Зажегся свет. В зале зашумели.

Погодите, товарищи, это не конец, сейчас он перемотает пленку и будет продолжать показывать, — поднялся из первого ряда Иван Митрофанович Соколов. — Имейте терпение!

Свет погас, и все тот же Иван Соколов продолжал работать, но сейчас уже медленно, как бы рывками: движение — остановка, движение — остановка. Но и это кончилось.

Когда загорелся свет, все увидели, что на сцене, у самого края, стоит Соколов.

Внимательно вы смотрели, товарищи? — спросил он громко.

Как будто внимательно, — ответило сразу несколько зрителей.

К чему нам это показывали? Мы за двадцать лет насмотрелись на твою работу, Митрофаныч.

По картинке видно, что постарел ты как раз на эти двадцать лет! — весело крикнула работница помоложе.

Да нет, в натуре еще ничего, сойдет! — засмеялись другие.

Товарищи, товарищи! — взбираясь на сцену, одернул их мастер. — Нельзя ли посерьезнее?

Можно и посерьезнее, — крикнул кто-то из зала. — Всем видно, что ты, Соколов, хорошо работаешь! Молодец!

Молодец? — сказал Соколов. — Хорошо, говоришь, работаю? А вот по этой самой картинке видно, что можно и получше. Можно!

Это как же — по картинке? — удивленно спросили из зала.

А вот так. Видели вы, как я первый слой — резину — двумя руками кладу? Ну, это так, ее и надо — двумя. А второй слой? Двумя же кладу, потом двумя же и прихлопываю. Два-три раза. А зачем? Можно и одной.
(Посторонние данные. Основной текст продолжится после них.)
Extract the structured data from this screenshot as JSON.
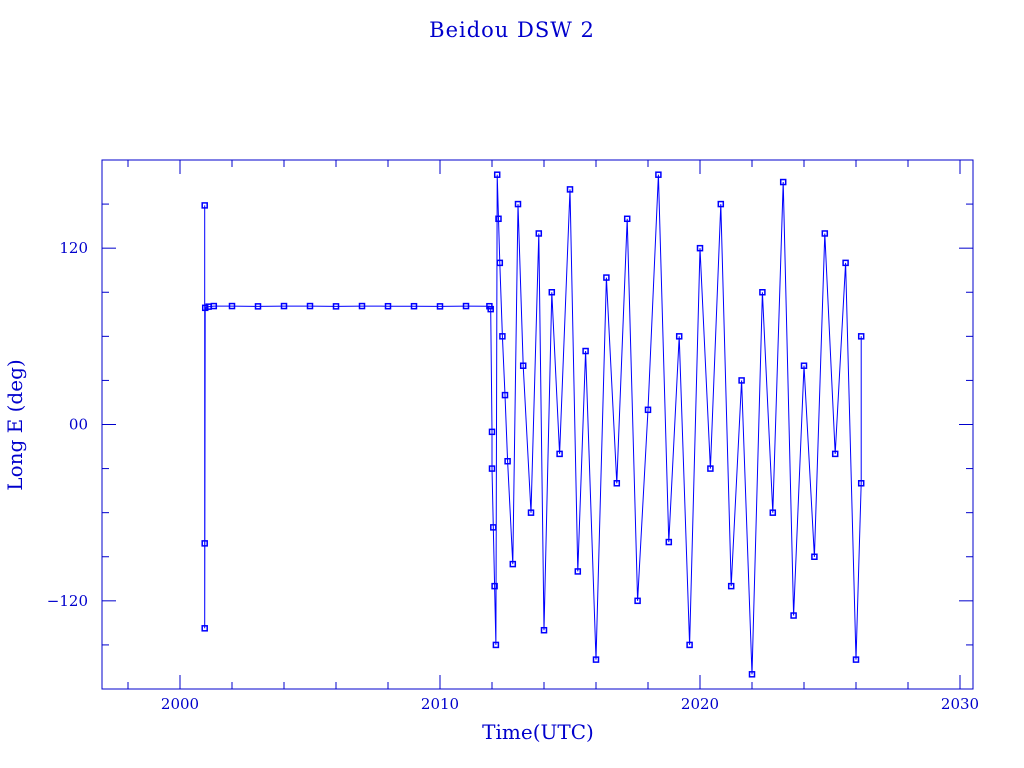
{
  "chart_data": {
    "type": "scatter",
    "title": "Beidou DSW 2",
    "xlabel": "Time(UTC)",
    "ylabel": "Long E (deg)",
    "xlim": [
      1997,
      2030.5
    ],
    "ylim": [
      -180,
      180
    ],
    "x_ticks": [
      {
        "value": 2000,
        "label": "2000"
      },
      {
        "value": 2010,
        "label": "2010"
      },
      {
        "value": 2020,
        "label": "2020"
      },
      {
        "value": 2030,
        "label": "2030"
      }
    ],
    "y_ticks": [
      {
        "value": 120,
        "label": "120"
      },
      {
        "value": 0,
        "label": "00"
      },
      {
        "value": -120,
        "label": "−120"
      }
    ],
    "grid": false,
    "legend": "none",
    "color": "#0000ff",
    "axis_color": "#0000cc",
    "series": [
      {
        "points": [
          [
            2000.95,
            149.1
          ],
          [
            2000.95,
            -80.9
          ],
          [
            2000.95,
            -138.7
          ],
          [
            2000.97,
            79.4
          ],
          [
            2001.1,
            80.2
          ],
          [
            2001.3,
            80.6
          ],
          [
            2002.0,
            80.6
          ],
          [
            2003.0,
            80.4
          ],
          [
            2004.0,
            80.6
          ],
          [
            2005.0,
            80.6
          ],
          [
            2006.0,
            80.4
          ],
          [
            2007.0,
            80.6
          ],
          [
            2008.0,
            80.5
          ],
          [
            2009.0,
            80.5
          ],
          [
            2010.0,
            80.4
          ],
          [
            2011.0,
            80.6
          ],
          [
            2011.9,
            80.5
          ],
          [
            2011.95,
            78.5
          ],
          [
            2012.0,
            -5.0
          ],
          [
            2012.0,
            -30.0
          ],
          [
            2012.05,
            -70.0
          ],
          [
            2012.1,
            -110.0
          ],
          [
            2012.15,
            -150.0
          ],
          [
            2012.2,
            170.0
          ],
          [
            2012.25,
            140.0
          ],
          [
            2012.3,
            110.0
          ],
          [
            2012.4,
            60.0
          ],
          [
            2012.5,
            20.0
          ],
          [
            2012.6,
            -25.0
          ],
          [
            2012.8,
            -95.0
          ],
          [
            2013.0,
            150.0
          ],
          [
            2013.2,
            40.0
          ],
          [
            2013.5,
            -60.0
          ],
          [
            2013.8,
            130.0
          ],
          [
            2014.0,
            -140.0
          ],
          [
            2014.3,
            90.0
          ],
          [
            2014.6,
            -20.0
          ],
          [
            2015.0,
            160.0
          ],
          [
            2015.3,
            -100.0
          ],
          [
            2015.6,
            50.0
          ],
          [
            2016.0,
            -160.0
          ],
          [
            2016.4,
            100.0
          ],
          [
            2016.8,
            -40.0
          ],
          [
            2017.2,
            140.0
          ],
          [
            2017.6,
            -120.0
          ],
          [
            2018.0,
            10.0
          ],
          [
            2018.4,
            170.0
          ],
          [
            2018.8,
            -80.0
          ],
          [
            2019.2,
            60.0
          ],
          [
            2019.6,
            -150.0
          ],
          [
            2020.0,
            120.0
          ],
          [
            2020.4,
            -30.0
          ],
          [
            2020.8,
            150.0
          ],
          [
            2021.2,
            -110.0
          ],
          [
            2021.6,
            30.0
          ],
          [
            2022.0,
            -170.0
          ],
          [
            2022.4,
            90.0
          ],
          [
            2022.8,
            -60.0
          ],
          [
            2023.2,
            165.0
          ],
          [
            2023.6,
            -130.0
          ],
          [
            2024.0,
            40.0
          ],
          [
            2024.4,
            -90.0
          ],
          [
            2024.8,
            130.0
          ],
          [
            2025.2,
            -20.0
          ],
          [
            2025.6,
            110.0
          ],
          [
            2026.0,
            -160.0
          ],
          [
            2026.2,
            -40.0
          ],
          [
            2026.2,
            60.0
          ]
        ]
      }
    ]
  }
}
Только выработать в себе точность. Абсолютную точность. Тогда — клади одной, прихлопывай другой и в это же самое время тяни другой рукой к себе следующий слой. Понятно? Потом — обрезка. Я тут по одному слою под нож беру. А можно наложить четыре и сразу — по четырем. Только опять же — чтобы абсолютная точность.

Ты раньше попробуй! — сердито крикнули из зала. — Языком-то все можно!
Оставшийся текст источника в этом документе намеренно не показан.